Dr. Milstein and Dr. Köhler's research on pure antibodies, known as monoclonal antibodies, provided an important cornerstone in molecular biology research.

For basic immunological studies they wanted to produce long-lived laboratory cell lines that would make antibodies of a known and easily identifiable kind. Antibody-producing cells could be harvested easily from the spleens of mice that had been exposed to a known protein. But these cells would grow only briefly in laboratory cultures.

The scientists also had available cells of a cancer called myeloma that would grow indefinitely in the laboratory and would produce immunoglobulin, the substance of antibody, but would not produce specific antibodies of any kind that could be identified easily.

The scientists then had the idea of fusing the mouse spleen cells with the mouse myeloma cells in the hope that one would bring to the union the specificity the scientists needed, while the other would make the cells immortal. The idea worked.

Today researchers routinely use monoclonal antibodies to identify whether particular proteins are present in cells.

In medical treatment, antibodies are used to neutralize toxins produced by deadly bacteria.
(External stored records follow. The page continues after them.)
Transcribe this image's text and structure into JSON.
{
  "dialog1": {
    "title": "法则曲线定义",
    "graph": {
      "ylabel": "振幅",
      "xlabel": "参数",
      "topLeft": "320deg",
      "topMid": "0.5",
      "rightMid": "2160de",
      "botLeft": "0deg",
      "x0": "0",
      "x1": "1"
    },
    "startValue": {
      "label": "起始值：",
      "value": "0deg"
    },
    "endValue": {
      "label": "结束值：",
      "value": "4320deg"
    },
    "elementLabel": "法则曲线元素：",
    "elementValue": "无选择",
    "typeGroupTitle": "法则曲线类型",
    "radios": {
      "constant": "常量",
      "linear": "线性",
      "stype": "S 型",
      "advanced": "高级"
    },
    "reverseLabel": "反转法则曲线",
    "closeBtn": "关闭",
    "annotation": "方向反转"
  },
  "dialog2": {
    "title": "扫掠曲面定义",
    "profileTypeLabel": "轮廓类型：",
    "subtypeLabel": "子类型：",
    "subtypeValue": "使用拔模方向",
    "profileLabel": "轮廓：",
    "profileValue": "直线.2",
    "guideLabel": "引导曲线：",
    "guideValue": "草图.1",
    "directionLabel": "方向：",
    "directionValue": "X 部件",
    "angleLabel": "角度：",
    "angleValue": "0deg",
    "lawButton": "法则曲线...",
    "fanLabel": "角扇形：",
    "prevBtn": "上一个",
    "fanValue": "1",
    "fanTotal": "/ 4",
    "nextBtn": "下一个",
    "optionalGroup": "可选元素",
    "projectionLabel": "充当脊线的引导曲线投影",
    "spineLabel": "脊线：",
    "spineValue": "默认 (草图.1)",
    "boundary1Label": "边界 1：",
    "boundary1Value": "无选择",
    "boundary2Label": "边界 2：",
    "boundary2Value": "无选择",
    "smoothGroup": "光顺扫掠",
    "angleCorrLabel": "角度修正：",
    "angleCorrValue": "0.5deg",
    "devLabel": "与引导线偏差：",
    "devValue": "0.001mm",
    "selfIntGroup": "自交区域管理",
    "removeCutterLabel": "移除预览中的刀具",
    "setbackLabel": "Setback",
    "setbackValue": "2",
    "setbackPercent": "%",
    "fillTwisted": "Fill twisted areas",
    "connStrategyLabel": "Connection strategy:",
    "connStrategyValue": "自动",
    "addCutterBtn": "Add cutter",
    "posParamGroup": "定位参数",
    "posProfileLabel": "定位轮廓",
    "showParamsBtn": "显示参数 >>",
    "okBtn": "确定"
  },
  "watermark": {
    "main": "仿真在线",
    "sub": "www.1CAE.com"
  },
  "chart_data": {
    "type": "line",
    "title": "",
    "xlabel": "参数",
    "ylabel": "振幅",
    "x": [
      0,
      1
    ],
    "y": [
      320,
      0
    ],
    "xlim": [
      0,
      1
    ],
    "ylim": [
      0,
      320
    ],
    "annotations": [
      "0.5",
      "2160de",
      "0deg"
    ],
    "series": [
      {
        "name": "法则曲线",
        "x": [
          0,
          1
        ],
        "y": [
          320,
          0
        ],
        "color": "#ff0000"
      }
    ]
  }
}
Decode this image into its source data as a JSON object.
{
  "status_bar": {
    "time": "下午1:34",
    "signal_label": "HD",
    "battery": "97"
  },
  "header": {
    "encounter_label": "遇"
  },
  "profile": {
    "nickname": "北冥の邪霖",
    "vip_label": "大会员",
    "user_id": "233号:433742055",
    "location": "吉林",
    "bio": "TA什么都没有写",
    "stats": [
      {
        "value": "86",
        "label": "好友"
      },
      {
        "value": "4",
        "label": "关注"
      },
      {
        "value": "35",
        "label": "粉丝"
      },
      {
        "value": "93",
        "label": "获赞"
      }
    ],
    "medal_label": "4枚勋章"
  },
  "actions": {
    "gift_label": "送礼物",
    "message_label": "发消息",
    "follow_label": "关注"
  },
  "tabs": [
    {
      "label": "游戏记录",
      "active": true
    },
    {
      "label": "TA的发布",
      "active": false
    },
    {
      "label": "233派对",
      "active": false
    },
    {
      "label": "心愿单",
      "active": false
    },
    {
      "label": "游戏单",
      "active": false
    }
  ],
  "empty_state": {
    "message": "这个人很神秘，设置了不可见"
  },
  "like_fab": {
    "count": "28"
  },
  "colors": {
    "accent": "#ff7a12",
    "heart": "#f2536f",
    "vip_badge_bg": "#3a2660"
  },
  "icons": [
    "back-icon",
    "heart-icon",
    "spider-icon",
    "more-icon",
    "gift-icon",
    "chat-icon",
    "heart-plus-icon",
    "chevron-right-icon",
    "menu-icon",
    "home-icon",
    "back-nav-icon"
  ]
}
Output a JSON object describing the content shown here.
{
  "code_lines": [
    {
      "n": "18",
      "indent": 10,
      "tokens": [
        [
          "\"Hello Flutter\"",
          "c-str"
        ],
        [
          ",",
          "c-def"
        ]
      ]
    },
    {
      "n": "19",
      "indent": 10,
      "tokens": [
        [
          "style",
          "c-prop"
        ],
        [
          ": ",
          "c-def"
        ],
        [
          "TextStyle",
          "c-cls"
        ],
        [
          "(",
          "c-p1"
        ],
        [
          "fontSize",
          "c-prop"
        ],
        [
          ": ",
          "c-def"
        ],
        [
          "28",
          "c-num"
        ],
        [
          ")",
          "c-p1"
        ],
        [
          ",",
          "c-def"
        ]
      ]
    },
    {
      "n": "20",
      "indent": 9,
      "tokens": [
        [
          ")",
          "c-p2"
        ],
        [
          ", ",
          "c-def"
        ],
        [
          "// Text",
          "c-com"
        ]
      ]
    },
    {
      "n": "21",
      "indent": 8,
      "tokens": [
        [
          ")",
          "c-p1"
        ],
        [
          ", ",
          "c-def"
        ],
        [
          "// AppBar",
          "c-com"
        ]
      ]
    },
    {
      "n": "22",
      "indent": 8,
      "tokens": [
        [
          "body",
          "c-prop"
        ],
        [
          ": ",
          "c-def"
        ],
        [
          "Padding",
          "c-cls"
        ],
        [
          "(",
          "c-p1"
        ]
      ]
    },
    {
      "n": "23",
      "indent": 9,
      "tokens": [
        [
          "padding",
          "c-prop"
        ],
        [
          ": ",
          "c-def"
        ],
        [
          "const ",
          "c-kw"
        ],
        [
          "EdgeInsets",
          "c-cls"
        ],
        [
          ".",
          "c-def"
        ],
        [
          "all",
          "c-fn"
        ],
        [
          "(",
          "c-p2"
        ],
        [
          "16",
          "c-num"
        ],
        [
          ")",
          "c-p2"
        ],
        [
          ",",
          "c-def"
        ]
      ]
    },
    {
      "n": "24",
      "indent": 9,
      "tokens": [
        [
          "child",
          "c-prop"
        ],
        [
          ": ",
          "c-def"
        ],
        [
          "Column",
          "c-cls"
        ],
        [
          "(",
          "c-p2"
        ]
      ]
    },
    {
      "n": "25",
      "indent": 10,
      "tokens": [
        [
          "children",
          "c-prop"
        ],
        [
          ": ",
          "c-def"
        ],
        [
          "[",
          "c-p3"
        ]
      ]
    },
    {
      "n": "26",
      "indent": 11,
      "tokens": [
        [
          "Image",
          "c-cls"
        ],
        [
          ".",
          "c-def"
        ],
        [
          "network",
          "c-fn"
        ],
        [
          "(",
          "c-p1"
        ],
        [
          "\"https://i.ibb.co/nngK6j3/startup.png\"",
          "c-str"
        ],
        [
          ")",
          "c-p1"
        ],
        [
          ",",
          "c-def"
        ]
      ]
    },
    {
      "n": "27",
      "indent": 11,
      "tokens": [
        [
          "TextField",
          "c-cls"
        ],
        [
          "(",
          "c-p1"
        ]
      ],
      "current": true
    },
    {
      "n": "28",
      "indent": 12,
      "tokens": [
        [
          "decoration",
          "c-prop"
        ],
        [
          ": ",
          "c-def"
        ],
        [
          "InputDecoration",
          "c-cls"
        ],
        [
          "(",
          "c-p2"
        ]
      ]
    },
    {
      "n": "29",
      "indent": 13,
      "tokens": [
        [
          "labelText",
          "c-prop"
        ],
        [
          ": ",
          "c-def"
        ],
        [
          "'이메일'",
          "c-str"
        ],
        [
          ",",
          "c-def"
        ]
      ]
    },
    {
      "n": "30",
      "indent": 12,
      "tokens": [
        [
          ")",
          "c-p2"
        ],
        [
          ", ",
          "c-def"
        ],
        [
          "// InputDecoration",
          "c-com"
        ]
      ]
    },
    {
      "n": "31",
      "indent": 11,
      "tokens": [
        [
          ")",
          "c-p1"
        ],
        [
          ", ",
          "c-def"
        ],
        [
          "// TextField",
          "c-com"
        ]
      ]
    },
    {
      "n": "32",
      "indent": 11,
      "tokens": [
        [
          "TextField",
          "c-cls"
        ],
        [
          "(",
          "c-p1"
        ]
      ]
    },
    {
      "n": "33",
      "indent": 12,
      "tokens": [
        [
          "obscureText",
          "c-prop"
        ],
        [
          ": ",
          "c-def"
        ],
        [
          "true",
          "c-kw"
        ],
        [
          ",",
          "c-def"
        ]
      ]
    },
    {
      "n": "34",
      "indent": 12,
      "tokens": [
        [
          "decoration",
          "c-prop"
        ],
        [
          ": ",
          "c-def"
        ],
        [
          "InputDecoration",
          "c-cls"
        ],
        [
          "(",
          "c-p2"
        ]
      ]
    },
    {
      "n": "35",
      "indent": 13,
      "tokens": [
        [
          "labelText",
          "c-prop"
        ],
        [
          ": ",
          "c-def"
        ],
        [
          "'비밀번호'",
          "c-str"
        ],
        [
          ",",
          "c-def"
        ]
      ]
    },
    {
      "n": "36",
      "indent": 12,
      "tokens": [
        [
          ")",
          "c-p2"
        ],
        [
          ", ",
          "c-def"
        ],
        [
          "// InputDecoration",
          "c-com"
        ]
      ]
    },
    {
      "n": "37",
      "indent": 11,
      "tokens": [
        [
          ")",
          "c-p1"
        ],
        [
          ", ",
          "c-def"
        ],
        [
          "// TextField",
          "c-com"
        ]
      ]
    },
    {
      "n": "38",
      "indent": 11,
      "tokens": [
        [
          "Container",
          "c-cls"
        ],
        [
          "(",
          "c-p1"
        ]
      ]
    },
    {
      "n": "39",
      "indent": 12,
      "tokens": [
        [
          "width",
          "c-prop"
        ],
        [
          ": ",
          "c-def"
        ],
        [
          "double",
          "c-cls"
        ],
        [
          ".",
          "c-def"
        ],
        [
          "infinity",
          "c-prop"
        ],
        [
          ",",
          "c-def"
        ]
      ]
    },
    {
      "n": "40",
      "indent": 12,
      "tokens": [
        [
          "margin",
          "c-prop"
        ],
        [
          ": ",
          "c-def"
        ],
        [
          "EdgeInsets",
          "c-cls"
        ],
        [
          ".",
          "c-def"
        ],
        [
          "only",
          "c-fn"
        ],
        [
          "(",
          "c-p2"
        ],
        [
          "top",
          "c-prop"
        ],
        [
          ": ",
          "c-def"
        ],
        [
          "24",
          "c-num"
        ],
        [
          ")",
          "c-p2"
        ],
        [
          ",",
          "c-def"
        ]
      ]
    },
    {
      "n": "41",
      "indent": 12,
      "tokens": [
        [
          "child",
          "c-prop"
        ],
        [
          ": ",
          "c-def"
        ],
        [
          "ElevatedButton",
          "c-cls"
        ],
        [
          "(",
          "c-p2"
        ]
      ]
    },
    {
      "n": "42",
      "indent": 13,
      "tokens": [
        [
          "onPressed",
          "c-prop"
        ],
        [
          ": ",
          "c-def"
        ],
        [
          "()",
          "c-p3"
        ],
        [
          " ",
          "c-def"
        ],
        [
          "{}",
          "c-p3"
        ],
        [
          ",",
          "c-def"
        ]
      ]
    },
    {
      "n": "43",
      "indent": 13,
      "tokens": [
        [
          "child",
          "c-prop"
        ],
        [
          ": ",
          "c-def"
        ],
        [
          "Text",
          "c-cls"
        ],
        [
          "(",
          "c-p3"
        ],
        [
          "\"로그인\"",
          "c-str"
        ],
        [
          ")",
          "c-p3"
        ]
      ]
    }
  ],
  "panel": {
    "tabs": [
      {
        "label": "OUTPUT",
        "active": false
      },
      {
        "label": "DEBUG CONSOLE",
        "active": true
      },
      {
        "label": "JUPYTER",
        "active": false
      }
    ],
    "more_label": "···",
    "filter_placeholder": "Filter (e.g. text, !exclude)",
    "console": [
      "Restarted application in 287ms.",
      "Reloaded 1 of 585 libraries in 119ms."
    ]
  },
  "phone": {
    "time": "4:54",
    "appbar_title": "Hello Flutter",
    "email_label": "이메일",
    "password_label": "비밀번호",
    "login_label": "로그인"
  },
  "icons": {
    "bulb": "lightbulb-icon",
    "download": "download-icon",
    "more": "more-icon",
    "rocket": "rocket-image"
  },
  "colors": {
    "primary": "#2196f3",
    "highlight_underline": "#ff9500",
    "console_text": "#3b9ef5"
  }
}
Researchers have envisioned using them like guided missiles against cancer. The antibodies would be designed to hook onto only cancerous cells and then kill them with attached poison or radioactive elements.

Born in Bahía Blanca, Argentina, César Milstein was educated at the University of Buenos Aires and received his Ph.D. from Cambridge in 1960. He worked at the National Institute of Microbiology in Buenos Aires from 1961 to 1963 until political turmoil led him to resign and return to Cambridge, where he spent the rest of his career.

According to The Associated Press, Dr. Milstein is survived by his wife, Celia.

In addition to the Nobel, Dr. Milstein received the Wolf Prize in Medicine from the Wolf Foundation of Israel, the Louisa Gross Horwitz Prize from Columbia University, the Royal Society Wellcome Foundation Prize, the Albert Lasker Basic Medical Research Award and the General Motors Cancer Research Foundation Sloan Prize. He was also a foreign associate of the National Academy of Sciences.

In a 1984 interview, Dr. Milstein said that as a schoolboy in Argentina, he was attracted to science after reading about early microbe hunters like Antoni van Leeuwenhoek and Louis Pasteur. "I became fascinated by the great adventure that scientific research and the pursuit of knowledge was," he said.